We're running out of reasons to back HS2. Credit: JUSTIN TALLIS/AFP/Getty Images


August 12, 2019   4 mins

When the HS2 project got its start in 2009, its vital statistics were measured in miles per hour. If we’re going to build new rail links from south to north, the argument went, then they might as well be high speed rail links. A train travelling at 225 mph? How thrillingly modern!

Of late, however, HS2’s headline stats aren’t in miles per hour, but billions of pounds. An initial price tag of £32 billion for the whole project ballooned into an official budget of £56 billion – with the BBC now reporting that a further £30 billion might be needed on top of that. Pessimists fear the final cost could break the £100 billion barrier.

Will Boris Johnson have the guts to pull the plug? Early indications suggest that he might have given way to the usual umming-and-ahhing. But with anything approaching a twelve figure number, you have to ask what we could have had instead.
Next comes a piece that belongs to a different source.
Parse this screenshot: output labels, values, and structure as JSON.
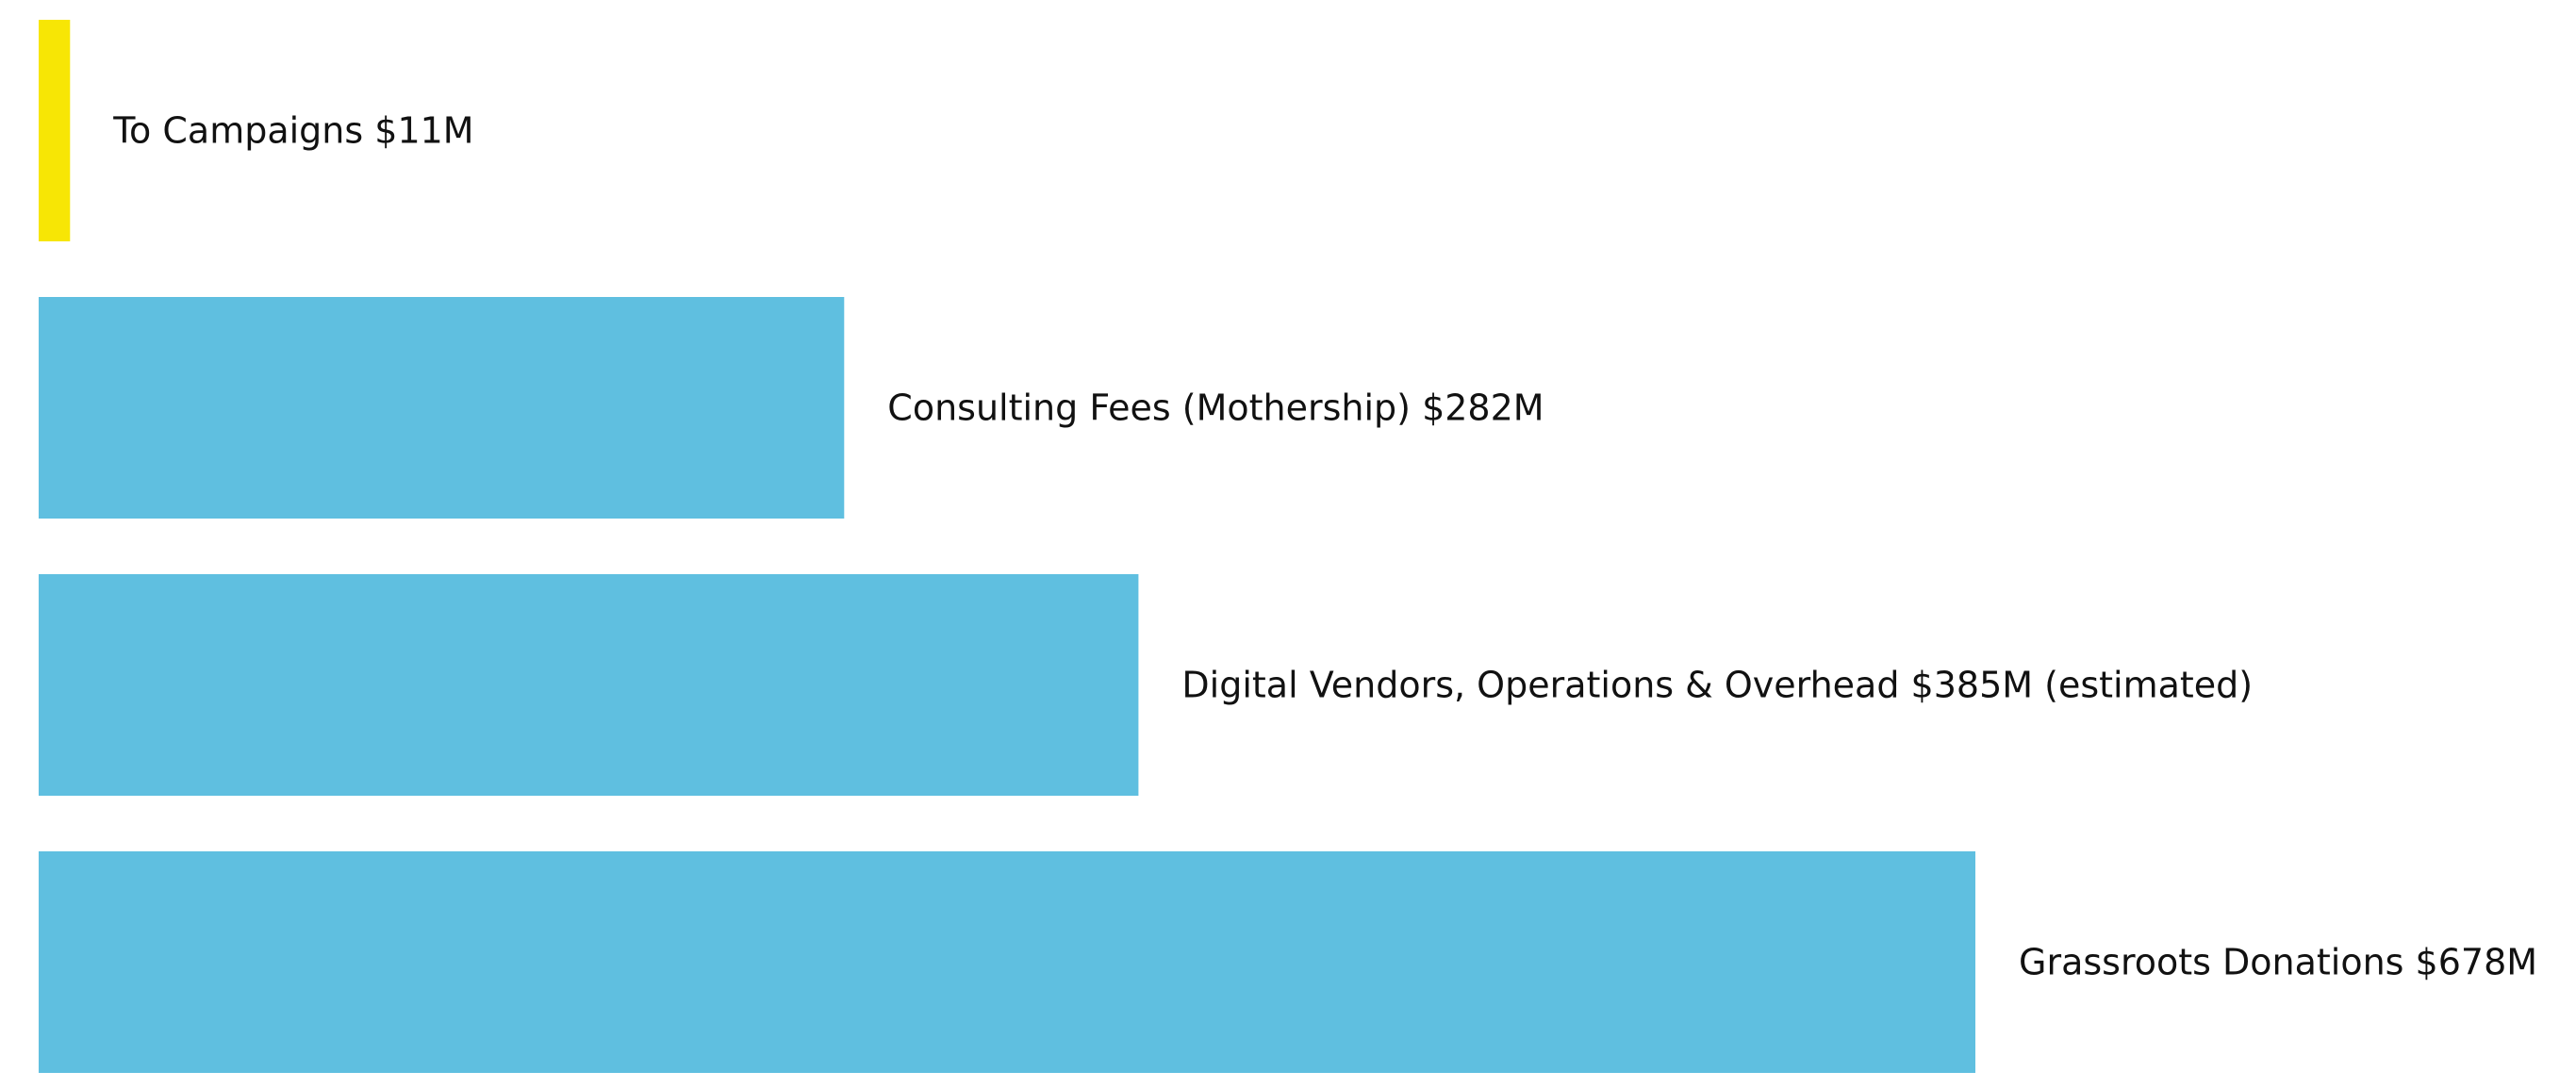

For instance, how about a hyperloop? 

A hyperloop is a maglev train that floats inside a tube-enclosed track from which most of the air is sucked out. By drastically reducing air resistance the train is able to achieve extraordinary speeds – something like 700 mph, three times the speed of ‘high speed’ rail.

Does it work in practice though? Elon Musk (who else?) has been developing the technology, and encouraging other companies to get involved with their own ventures. One of these companies is Hyperloop Transportation Technologies, which appears to be on the brink of building the first commercial hyperloop project in the United Arab Emirates.
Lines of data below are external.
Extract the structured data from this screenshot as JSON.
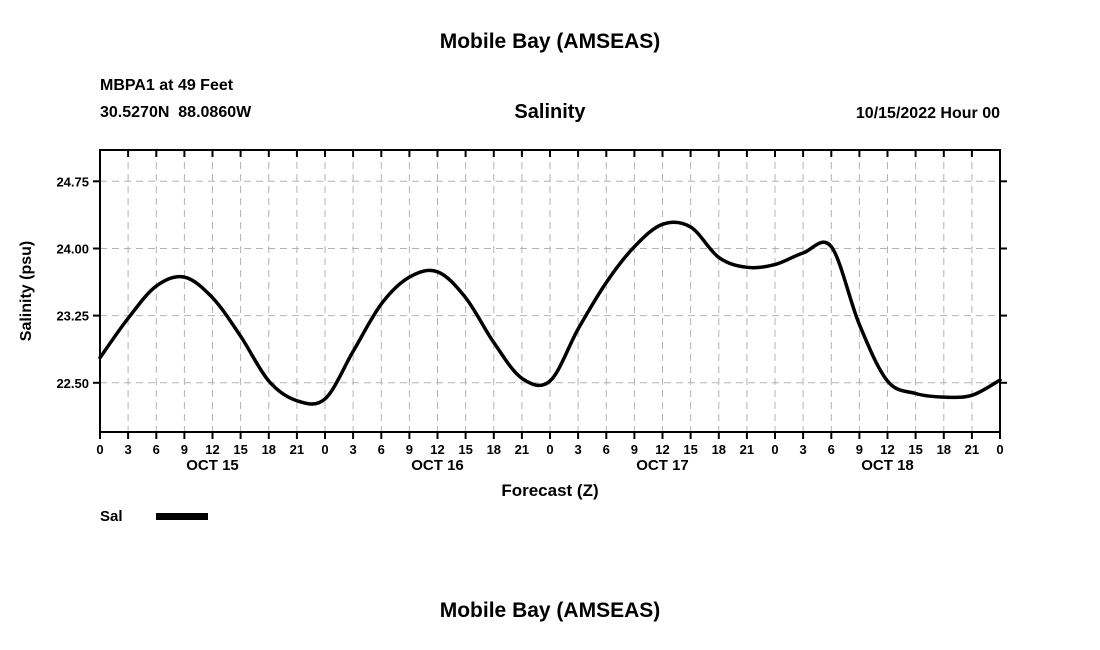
{
  "page": {
    "top_title": "Mobile Bay (AMSEAS)",
    "bottom_title": "Mobile Bay (AMSEAS)"
  },
  "header": {
    "station_line1": "MBPA1 at 49 Feet",
    "station_line2": "30.5270N  88.0860W",
    "plot_title": "Salinity",
    "run_datetime": "10/15/2022 Hour 00"
  },
  "chart_data": {
    "type": "line",
    "title": "Salinity",
    "xlabel": "Forecast (Z)",
    "ylabel": "Salinity (psu)",
    "x": [
      0,
      3,
      6,
      9,
      12,
      15,
      18,
      21,
      24,
      27,
      30,
      33,
      36,
      39,
      42,
      45,
      48,
      51,
      54,
      57,
      60,
      63,
      66,
      69,
      72,
      75,
      78,
      81,
      84,
      87,
      90,
      93,
      96
    ],
    "series": [
      {
        "name": "Sal",
        "color": "#000000",
        "width": 3.5,
        "values": [
          22.78,
          23.22,
          23.58,
          23.68,
          23.45,
          23.02,
          22.52,
          22.3,
          22.32,
          22.85,
          23.38,
          23.68,
          23.74,
          23.45,
          22.95,
          22.55,
          22.52,
          23.1,
          23.62,
          24.02,
          24.27,
          24.24,
          23.9,
          23.79,
          23.82,
          23.95,
          24.02,
          23.15,
          22.52,
          22.38,
          22.34,
          22.36,
          22.53
        ]
      }
    ],
    "xlim": [
      0,
      96
    ],
    "ylim": [
      21.95,
      25.1
    ],
    "yticks": [
      22.5,
      23.25,
      24.0,
      24.75
    ],
    "ytick_labels": [
      "22.50",
      "23.25",
      "24.00",
      "24.75"
    ],
    "xticks": [
      0,
      3,
      6,
      9,
      12,
      15,
      18,
      21,
      24,
      27,
      30,
      33,
      36,
      39,
      42,
      45,
      48,
      51,
      54,
      57,
      60,
      63,
      66,
      69,
      72,
      75,
      78,
      81,
      84,
      87,
      90,
      93,
      96
    ],
    "xtick_labels": [
      "0",
      "3",
      "6",
      "9",
      "12",
      "15",
      "18",
      "21",
      "0",
      "3",
      "6",
      "9",
      "12",
      "15",
      "18",
      "21",
      "0",
      "3",
      "6",
      "9",
      "12",
      "15",
      "18",
      "21",
      "0",
      "3",
      "6",
      "9",
      "12",
      "15",
      "18",
      "21",
      "0"
    ],
    "day_labels": [
      {
        "label": "OCT 15",
        "hour": 12
      },
      {
        "label": "OCT 16",
        "hour": 36
      },
      {
        "label": "OCT 17",
        "hour": 60
      },
      {
        "label": "OCT 18",
        "hour": 84
      }
    ],
    "legend": [
      {
        "label": "Sal"
      }
    ],
    "grid": true,
    "grid_color": "#b3b3b3",
    "legend_position": "bottom-left"
  }
}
According to a Gulf News report by Cleofe Maceda, the initial work is already underway:

“The chairman of Hyperloop Transportation Technologies (Hyperloop TT), Bibop Gresta, revealed to state news agency WAM that the hyperloop capsule that will be set up in Abu Dhabi has already left the assembly plant in Spain to the southwestern region in France.

“Gresta said the capsule will be assembled, tested and optimised in the French city of Toulouse before it will be transported to the UAE.”

If that goes well the plan is to build a 150km track all the way to Dubai – with an envisaged journey time of 12 minutes.

And the cost of such an endeavour? Well, the proof is in the construction – but this is what the company is saying:

“Gresta said the cost of the project is estimated to be around $20 million… to $40 million… per kilometre…

“However, Gresta said any money put into the mega project can be recouped in eight to 15 years.”

Let’s take the upper bound of that estimate ($40 million per kilometre) and apply it to the combined track length of phases 1 and 2 of HS2 – 532 km. That comes to $21.3 billion.

Yes, yes – I know: I’m making a back-of-a-fag-packet calculation. We’d need a whole lot of other information for a robust comparison between HS2 and the hyperloop costings: Does the latter include the cost of new stations? What are the comparative capacities of the two systems? What about the environmental impacts?

Then there’s the fact that while high speed rail is a tried-and-tested technology, the Abu Dhabi to Dubai hyperloop would be the first commercial link of its kind anywhere in the world.

But to my mind that’s the biggest argument against HS2: for the sort of money being committed, one would expect something a bit more advanced than some increasingly standard infrastructure. The Chinese high speed rail network, for instance, is already 29,000 km in length and expected to reach 38,000 km by 2025.

Assuming no delays to the current schedule, the first phase of HS2 will be finished by 2026 – at which point it will be possible to travel from London to Birmingham half-an-hour faster than is presently the case. Wow! If we’d known the 21st century would so exciting! HG Wells didn’t see that one coming, did he?

The UK is making a habit of spending huge amounts of money on underwhelming technology. As well as HS2, there’s ‘HPC’ – Hinkley Point C, a new nuclear power station. We’ve committed tens of billions of pounds to the purchase of overpriced electricity from an already out-of-date French reactor design, with a track record of delays and cost overruns. And we’ll still be paying for it in 2060!

The third of the horrible H’s is Heathrow expansion. No one knows how much this one will end up costing as they’re still working out the infrastructural and environmental implications of expanding a hub airport that was built in the wrong place to begin with. Even if the wider project (including supporting infrastructure) requires no public subsidy – we’re talking about vast sums of private investment that could be more productively (and sustainably) put to use elsewhere. But rather than properly explore options fit for the 21st century, the government decision was to double-down on the biggest planning mistake of the post-war era.

I’m not necessarily against grands projets. Sometimes a country has to gather up all its might and do something that only a great and united nation can achieve. But when we do, it’s got to produce something special – a confident leap into a better future, a wonder of the modern world.

Whether the hyperloop ventures in the Emirates and elsewhere succeed remains to be seen. But on the criterion I set out above – that of wondrousness – we can be sure that HS2, Hinkley Point C and Heathrow expansion will not – despite the colossal combined cost.

As a nation we are paying moonshot prices for mundane results.


Peter Franklin is Associate Editor of UnHerd. He was previously a policy advisor and speechwriter on environmental and social issues.